Kedua bola mata hitam itu saling menangkap objek yang sama. Menyadarkan alam bawah sadar Fay yang sempat tersihir. Segera ia menarik tangannya, memalingkan wajah penuh malu. Berkali-kali ia merutuki dirinya sendiri.
Fay mengalihkan topik, "ck kancingin bajunya!"
"Ngapain?"
"Apanya?"
"Ngapain dikancing?"
"Ketek lo kelihatan, baunya nyebar. Badan lo--"
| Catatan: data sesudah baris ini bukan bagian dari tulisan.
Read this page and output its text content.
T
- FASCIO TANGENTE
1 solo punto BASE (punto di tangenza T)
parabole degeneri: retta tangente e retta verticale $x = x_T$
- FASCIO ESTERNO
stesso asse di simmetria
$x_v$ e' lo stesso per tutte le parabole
"Suka?" potong Raga. "Suka kan badan gue?"
"Badan lo jelek! Kulit lo item, perut lo abstrak, leher lo panjang." Fay geram sendiri. "Lo jelek, Raga!"
Tingkah konyol itu membuat Raga terkekeh gemas. "Brisik banget sih mulutnya, gue cium ya biar diem?"
"RAGA!" teriaknya semakin keras. Perut Raga yang terpampang jelas, memberikan ruang untuk Fay leluasa mencubitnya.
Raga meringis, "orang mah malem pertama mesra, lembut, suaranya syahduh. Ini kita apa?"
"Nggak usah berdrama."
"Romantis dikit. Ada lilin, sprei ganti putih, taburin mawar. Pakai baju bagus, wangi. Apaan banget lengan panjang. Modal dikit gitu loh!"
"Giliran brisik ya," katanya. "Korban film banget."
"Lo benar-benar mematahkan ekspektasi gue. Sambut suaminya dengan gairah gitu. Nggak pernah diajarin, hah?"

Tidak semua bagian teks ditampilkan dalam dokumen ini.